Rwandan Water Crisis
Rwanda is a developing country, and has issues in supplying clean and accessible water for all its population. Rwanda is rich in water resources, but has yet to construct the infrastructure to harness these resources. In addition, the topography makes it difficult to install public water systems (Robin Spencer). According to the World Health Organization, only 65% of the Rwandan population has access to clean water. The other 35% gets their water from unsafe sources or must travel long distances to access clean water.
Consequences of Water Crisis in Rwanda
Water is crucial for life. Its shortage deeply affects the well being of the Rwandan population. The lack of clean and accessible water in Rwanda increases the spread of diseases such as diarrhea, cholera, and typhoid. These diseases, although curable and preventable, are daily killers and disabling people at an alarming rate (Mars Hill). The high childhood mortality, one in five, is mainly linked to “the prevalence of deadly diarrheal diseases” (Mars Hill).

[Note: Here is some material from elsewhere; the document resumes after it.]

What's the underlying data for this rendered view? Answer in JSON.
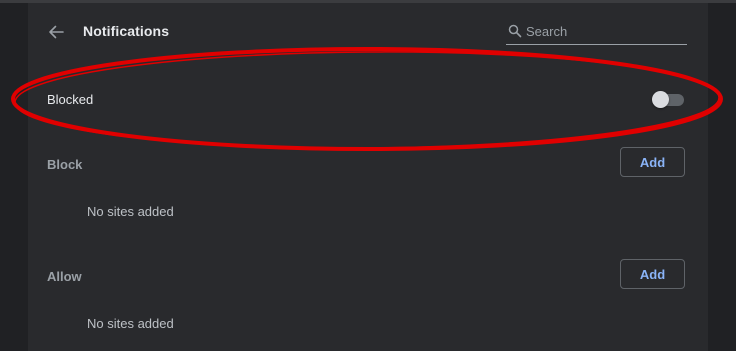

About 28%, mainly women and children, walk nearly two hours every day to access clean water (Robin Spencer). Many children often miss school hours completing this laborious chore before going to school. Also, these children do not get enough time to review their school materials as they must repeat their task in the evening. This affects greatly the academic performance of children. In 2008, according to the Rwanda Examination Council, only 27% of the students who sat for the national primary school comprehensive exam were able to successfully pass the exam (Nambi).

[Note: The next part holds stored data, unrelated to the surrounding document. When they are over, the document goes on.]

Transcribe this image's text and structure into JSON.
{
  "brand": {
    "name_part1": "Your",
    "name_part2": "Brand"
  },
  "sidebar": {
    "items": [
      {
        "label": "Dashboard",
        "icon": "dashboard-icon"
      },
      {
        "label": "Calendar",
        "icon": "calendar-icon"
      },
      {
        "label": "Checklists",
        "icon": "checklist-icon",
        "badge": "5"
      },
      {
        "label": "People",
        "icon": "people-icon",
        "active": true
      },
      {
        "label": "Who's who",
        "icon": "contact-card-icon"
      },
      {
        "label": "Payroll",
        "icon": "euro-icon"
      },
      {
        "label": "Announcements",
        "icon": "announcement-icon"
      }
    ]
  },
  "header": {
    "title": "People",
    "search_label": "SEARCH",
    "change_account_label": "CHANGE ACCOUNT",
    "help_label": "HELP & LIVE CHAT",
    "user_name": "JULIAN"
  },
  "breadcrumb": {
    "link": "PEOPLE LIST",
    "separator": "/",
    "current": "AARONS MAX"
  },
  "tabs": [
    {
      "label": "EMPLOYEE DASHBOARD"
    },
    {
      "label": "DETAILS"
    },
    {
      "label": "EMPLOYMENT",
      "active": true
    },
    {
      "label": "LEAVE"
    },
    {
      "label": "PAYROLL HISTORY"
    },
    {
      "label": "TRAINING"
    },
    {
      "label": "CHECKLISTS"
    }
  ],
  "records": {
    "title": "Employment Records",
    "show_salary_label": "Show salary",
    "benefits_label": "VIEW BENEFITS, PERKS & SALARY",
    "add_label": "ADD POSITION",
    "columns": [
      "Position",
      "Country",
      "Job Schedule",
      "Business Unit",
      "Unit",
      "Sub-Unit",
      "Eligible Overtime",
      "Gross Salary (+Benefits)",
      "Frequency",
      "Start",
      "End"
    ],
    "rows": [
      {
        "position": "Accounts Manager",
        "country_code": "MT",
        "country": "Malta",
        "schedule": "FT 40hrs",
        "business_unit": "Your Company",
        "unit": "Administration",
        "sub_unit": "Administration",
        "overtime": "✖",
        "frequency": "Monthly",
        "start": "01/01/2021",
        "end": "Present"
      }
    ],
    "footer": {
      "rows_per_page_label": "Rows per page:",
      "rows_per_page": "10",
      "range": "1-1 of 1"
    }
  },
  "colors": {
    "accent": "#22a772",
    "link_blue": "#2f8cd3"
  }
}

Agriculture is the main source of revenue for nearly 90% of the population of Rwanda (World Vision). Many farmers depend on the availability of water for irrigating their fields. Walking four hours to get one 20-liter jerry can of water for the household is laborious enough, but to retrieve enough water to supply fields of crops is nearly impossible economical. The government of Rwanda reports that 57% of its population survives on less than $1 per day (Beeman). The poor health of the population because of the lack of access to clean water impacts the economic productivity of the whole nation.

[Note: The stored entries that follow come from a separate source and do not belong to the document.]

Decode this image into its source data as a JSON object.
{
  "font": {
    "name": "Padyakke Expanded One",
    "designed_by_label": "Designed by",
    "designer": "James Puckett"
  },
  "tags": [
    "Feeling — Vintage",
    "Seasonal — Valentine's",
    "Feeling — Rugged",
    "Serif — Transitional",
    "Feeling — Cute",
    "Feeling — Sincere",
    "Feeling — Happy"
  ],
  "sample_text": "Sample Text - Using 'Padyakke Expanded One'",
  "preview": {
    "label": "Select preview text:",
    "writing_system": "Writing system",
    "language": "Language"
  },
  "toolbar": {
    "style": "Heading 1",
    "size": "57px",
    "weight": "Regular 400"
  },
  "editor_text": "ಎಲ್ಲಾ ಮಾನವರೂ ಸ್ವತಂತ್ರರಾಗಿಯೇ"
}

However, the problem of access to clean water in Rwanda has come to the attention of the government of Rwanda, and also to the international community. The Rwandan government has increased the provision of water in many sectors of the country. The Rwandan utility company, Electrogaz, has also managed to increase its supply of clean water. The Rwanda Clean Water Project has also impacted many Rwandan families with clean water since 2005. The International Development Association (IDA) and Living Water International are all organizations that are helping in the improvement of water access in Rwanda (Nambi).